Well, I tried to park her. I put her in first, engaged the parking brake, turned her off, and opened the door. Bad things began to happen at that moment. As soon as I opened the door, she began her "eject" sequence - she moved the seat back and down to give me enough room to get out. Sounded pretty cool when Deejo was telling me about it. Might have been cool if we hadn't been rolling backwards down the driveway.

It would have been nice to know that in order to engage the parking brake I had to *lift* up on the push button parking brake. But even that shouldn't have been a problem, because I always park manual transmission cars in gear, never in neutral.

However, even in gear (and I checked multiple times that she was in gear), she would roll backward 6-8" at a time. She'd roll, stop, roll, stop, lather, rinse, repeat. All while I was being ejected from the seat.

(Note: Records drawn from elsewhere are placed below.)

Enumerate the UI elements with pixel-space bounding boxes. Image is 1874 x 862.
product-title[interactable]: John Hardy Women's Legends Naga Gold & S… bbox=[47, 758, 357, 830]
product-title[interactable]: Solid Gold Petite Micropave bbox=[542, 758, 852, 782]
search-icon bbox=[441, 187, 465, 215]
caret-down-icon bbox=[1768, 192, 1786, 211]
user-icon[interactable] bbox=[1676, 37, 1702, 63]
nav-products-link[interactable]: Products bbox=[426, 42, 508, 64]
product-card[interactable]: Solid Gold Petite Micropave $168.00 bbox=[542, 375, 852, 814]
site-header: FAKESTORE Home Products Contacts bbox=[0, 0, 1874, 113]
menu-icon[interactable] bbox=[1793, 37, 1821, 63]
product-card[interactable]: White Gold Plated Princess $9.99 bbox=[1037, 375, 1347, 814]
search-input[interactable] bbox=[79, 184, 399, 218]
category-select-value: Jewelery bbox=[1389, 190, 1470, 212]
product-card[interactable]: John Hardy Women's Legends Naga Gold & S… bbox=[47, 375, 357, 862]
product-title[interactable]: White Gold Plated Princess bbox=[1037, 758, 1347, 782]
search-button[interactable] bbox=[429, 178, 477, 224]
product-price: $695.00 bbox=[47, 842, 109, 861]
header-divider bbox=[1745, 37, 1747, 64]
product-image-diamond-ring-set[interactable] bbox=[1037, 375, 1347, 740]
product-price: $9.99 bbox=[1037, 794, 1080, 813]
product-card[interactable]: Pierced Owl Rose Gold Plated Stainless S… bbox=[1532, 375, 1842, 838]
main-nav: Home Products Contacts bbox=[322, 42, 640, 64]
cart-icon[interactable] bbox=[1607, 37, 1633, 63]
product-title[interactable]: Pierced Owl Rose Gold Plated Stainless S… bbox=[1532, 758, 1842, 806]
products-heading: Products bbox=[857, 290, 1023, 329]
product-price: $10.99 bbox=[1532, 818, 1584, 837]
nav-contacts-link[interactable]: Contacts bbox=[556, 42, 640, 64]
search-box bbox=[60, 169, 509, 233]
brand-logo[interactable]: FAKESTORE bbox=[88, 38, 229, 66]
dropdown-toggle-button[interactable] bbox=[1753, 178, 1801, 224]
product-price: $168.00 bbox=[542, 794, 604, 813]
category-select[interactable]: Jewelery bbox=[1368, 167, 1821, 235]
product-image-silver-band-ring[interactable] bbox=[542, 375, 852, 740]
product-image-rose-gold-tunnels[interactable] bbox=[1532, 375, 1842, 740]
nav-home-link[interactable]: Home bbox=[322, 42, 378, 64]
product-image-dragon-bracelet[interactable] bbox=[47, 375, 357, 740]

As she was rolling backward, in gear, with the parking brake "on", the seat was moving away from the steering wheel and I was quickly losing contact with the brake pedal. I grabbed the steering wheel in a death grip and butt-walked my way to the very edge of the seat in order to keep my foot firmly on the brake.

That's the position Deejo found me in when he pulled up a minute or so later - death grip on the steering wheel, teetering on the edge of the seat, foot glued to the brake, and swear words coming out of my mouth.

He tried to get me out of the car, but that shit wasn't happening. Every time I took my foot off the brake, she would roll backward and *I* was not going to be the person to put a dent in his 3-day-old car.

Eventually, Deejo coaxed me out of the car and replaced my foot on the brake with his. He pulled her back up into the driveway and parked her. The bitch stayed where he left her, too!

...And that's when I named her Christine.

Wednesday, June 21, 2017

Good Ride, Cowboy

I haven't posted here since December! Don't even know if I have any readers left.

Last month, we lost a dear friend of ours who you might know from my book, Tales from the Trail. Bucky was featured in many of the stories and had a profound influence on me as a wrangler and a rider.

He lived a life that no one would believe, and many would envy. Not because he was money-rich (not by a long shot), but because he lived his life as an adventure. He truly loved his life: his wife, sons, and his horses. Within mere moments, people fell under the charm of this "old cowboy".

My heart is broken for his family, his friends, and the people who missed out on meeting him. The world lost one of a dying breed.